In neurechten Zeitschriften zeigt sich ein heterogenes Verhältnis zur Esoterik: Die Sezession äußert regelmäßig eine polemische Ablehnung der bestenfalls als belustigend empfundenen „New-Age-Esoterik“, während sich COMPACT ausgiebig dem Bereich widmet. Als Teil von Metapolitik zielt Esoterik nicht zuletzt auf die Mobilisierung (jugendlicher) Subkulturen: Gezielt und offen denken rechtsextreme Autoren wie Martin Sellner über die Bildung von Querfronten und die Nutzung des „Mobilisierungspotentials“ der Esoterik-Sphäre nach (z.B. Sellner 2020). Ein wichtiges Vorbild dafür ist die italienische Casa Pound und die von ihr inspirierte Identitäre Bewegung in Europa und den USA (Bruns et al. 2017). Traditionalisten wie Evola sind in diesen Kontexten omnipräsent, ebenso Symbole wie die Schwarze Sonne.
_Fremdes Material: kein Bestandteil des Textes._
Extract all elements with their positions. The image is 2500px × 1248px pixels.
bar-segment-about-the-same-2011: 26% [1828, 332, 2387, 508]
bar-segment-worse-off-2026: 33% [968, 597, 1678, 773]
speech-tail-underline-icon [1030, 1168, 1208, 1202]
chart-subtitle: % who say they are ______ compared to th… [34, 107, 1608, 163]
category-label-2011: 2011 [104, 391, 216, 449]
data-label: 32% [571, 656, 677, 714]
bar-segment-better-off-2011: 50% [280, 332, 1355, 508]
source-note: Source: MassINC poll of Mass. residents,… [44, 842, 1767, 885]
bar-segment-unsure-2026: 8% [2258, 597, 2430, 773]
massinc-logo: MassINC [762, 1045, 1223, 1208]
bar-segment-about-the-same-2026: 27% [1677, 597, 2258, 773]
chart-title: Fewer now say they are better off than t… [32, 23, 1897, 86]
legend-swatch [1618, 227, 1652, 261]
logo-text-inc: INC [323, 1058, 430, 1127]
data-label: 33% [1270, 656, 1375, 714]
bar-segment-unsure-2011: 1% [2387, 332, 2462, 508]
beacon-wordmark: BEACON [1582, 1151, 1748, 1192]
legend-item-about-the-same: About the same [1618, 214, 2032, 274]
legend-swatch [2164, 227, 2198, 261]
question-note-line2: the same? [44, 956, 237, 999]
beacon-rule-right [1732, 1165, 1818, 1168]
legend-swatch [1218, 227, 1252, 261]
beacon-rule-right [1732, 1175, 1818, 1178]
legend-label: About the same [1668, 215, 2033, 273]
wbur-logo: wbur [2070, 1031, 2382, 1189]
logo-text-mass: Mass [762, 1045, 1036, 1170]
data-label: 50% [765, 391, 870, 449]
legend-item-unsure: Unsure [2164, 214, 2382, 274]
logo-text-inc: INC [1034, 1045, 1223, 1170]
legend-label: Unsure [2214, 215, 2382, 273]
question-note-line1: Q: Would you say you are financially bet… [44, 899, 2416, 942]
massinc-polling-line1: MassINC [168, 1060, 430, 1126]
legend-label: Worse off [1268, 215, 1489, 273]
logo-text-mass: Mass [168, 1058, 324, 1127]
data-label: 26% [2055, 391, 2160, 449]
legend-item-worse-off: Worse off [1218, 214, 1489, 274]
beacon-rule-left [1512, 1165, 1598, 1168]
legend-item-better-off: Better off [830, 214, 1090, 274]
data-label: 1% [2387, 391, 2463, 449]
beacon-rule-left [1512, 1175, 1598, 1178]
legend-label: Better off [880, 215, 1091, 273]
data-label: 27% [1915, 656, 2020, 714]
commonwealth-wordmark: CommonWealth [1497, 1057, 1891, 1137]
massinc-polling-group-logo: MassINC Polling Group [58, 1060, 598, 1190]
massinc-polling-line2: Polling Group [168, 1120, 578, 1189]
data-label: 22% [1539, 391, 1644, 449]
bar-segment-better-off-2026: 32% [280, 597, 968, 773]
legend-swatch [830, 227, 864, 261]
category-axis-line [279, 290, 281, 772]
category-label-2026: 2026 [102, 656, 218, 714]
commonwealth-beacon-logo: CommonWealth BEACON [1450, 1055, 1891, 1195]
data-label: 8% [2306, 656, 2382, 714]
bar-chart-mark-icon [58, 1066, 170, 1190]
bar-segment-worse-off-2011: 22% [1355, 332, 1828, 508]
Besonders in der von Meme-Kulturen geprägten Online-Sphäre wird eine vielgestaltige Ästhetik und Rhetorik kultiviert, die derzeit wohl zu den wichtigsten Einfallstoren für rechtsextreme Ideologien zählt (Nagle 2017; Asprem 2020; Gaugele & Held 2021; Maurer 2024). Es ist davon auszugehen, dass diese Medien und metapolitischen Strategien in den kommenden Jahren weiter an Relevanz gewinnen werden.